The Routledge Handbook of Epistemic Injustice by Ian James Kidd (Editor)
In the era of information and communication, issues of misinformation and miscommunication are more pressing than ever. Epistemic injustice – one of the most important and ground-breaking subjects to have emerged in philosophy in recent years – refers to those forms of unfair treatment that relate to issues of knowledge, understanding, and participation in communicative practices.
The Routledge Handbook of Epistemic Injustice is an outstanding reference source to the key topics, problems and debates in this exciting subject.

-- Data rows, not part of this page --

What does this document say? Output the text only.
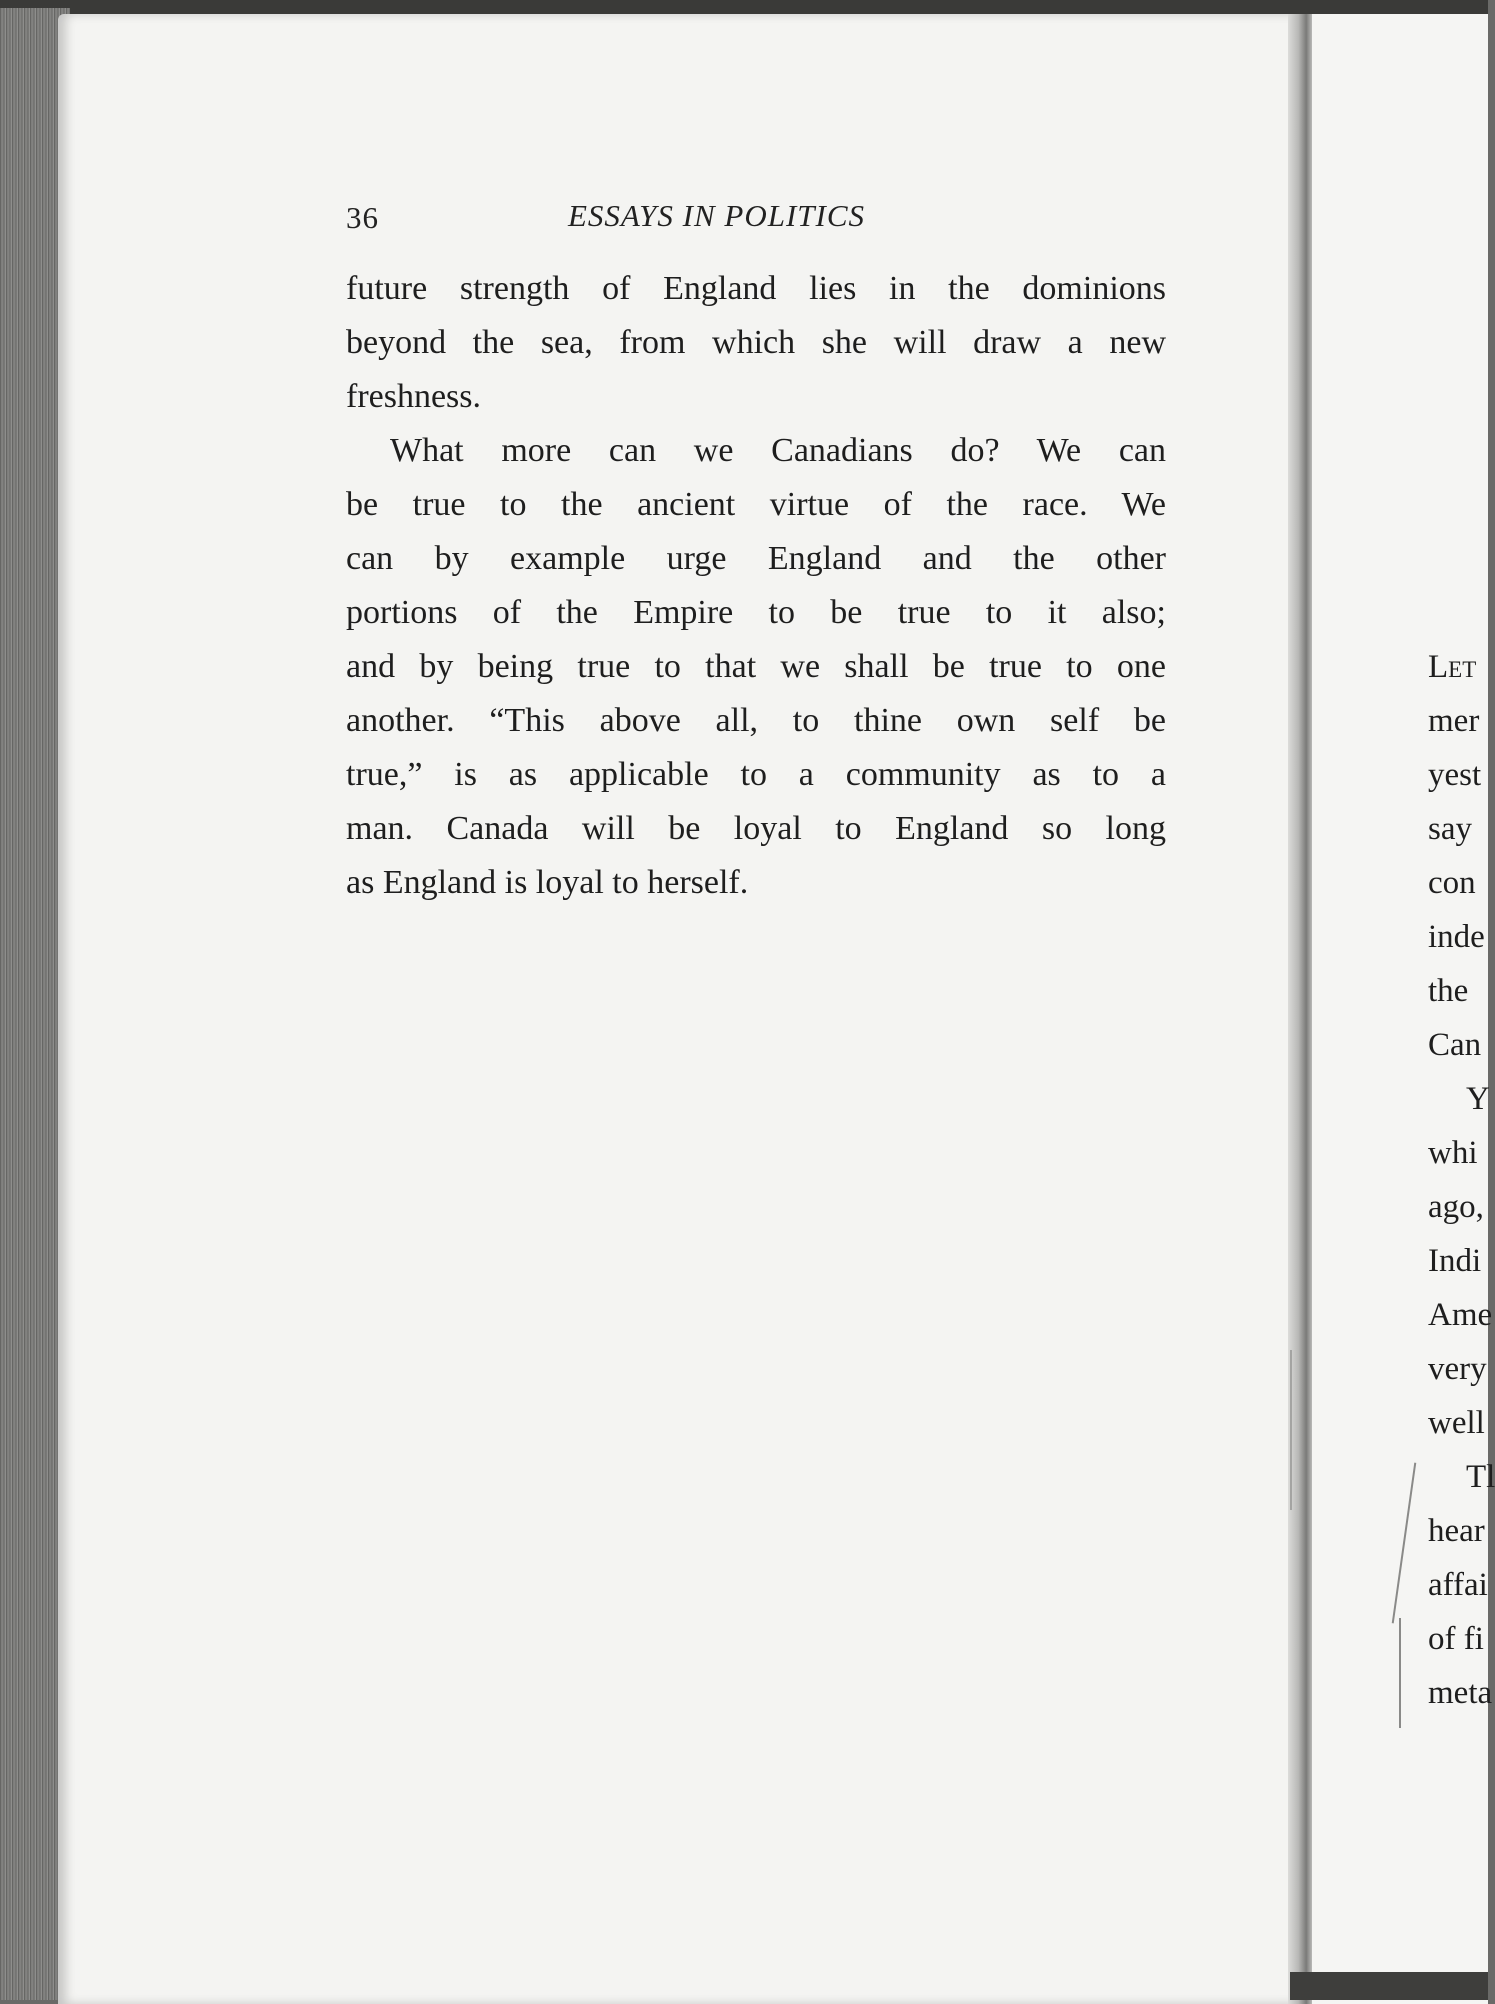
36	ESSAYS IN POLITICS
future strength of England lies in the dominions
beyond the sea, from which she will draw a new
freshness.
What more can we Canadians do? We can
be true to the ancient virtue of the race. We
can by example urge England and the other
portions of the Empire to be true to it also;
and by being true to that we shall be true to one
another. “This above all, to thine own self be
true,” is as applicable to a community as to a
man. Canada will be loyal to England so long
as England is loyal to herself.
Let
mer
yest
say
con
inde
the
Can
Y
whi
ago,
Indi
Ame
very
well
Tl
hear
affai
of fi
meta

The first collection of its kind, it comprises over thirty chapters by a team of international contributors, divided into five parts:
- Core Concepts
- Liberatory Epistemologies and Axes of Oppression
- Schools of Thought and Subfields within Epistemology
- Socio-political, Ethical, and Psychological Dimensions of Knowing
- Case Studies of Epistemic Injustice.
As well as fundamental topics such as testimonial and hermeneutic injustice and epistemic trust, the Handbook includes chapters on important issues such as social and virtue epistemology, objectivity and objectification, implicit bias, and gender and race. Also included are chapters on areas in applied ethics and philosophy, such as law, education, and healthcare.
The Routledge Handbook of Epistemic Injustice is essential reading for students and researchers in ethics, epistemology, political philosophy, feminist theory, and philosophy of race. It will also be very useful for those in related fields, such as cultural studies, sociology, education and law.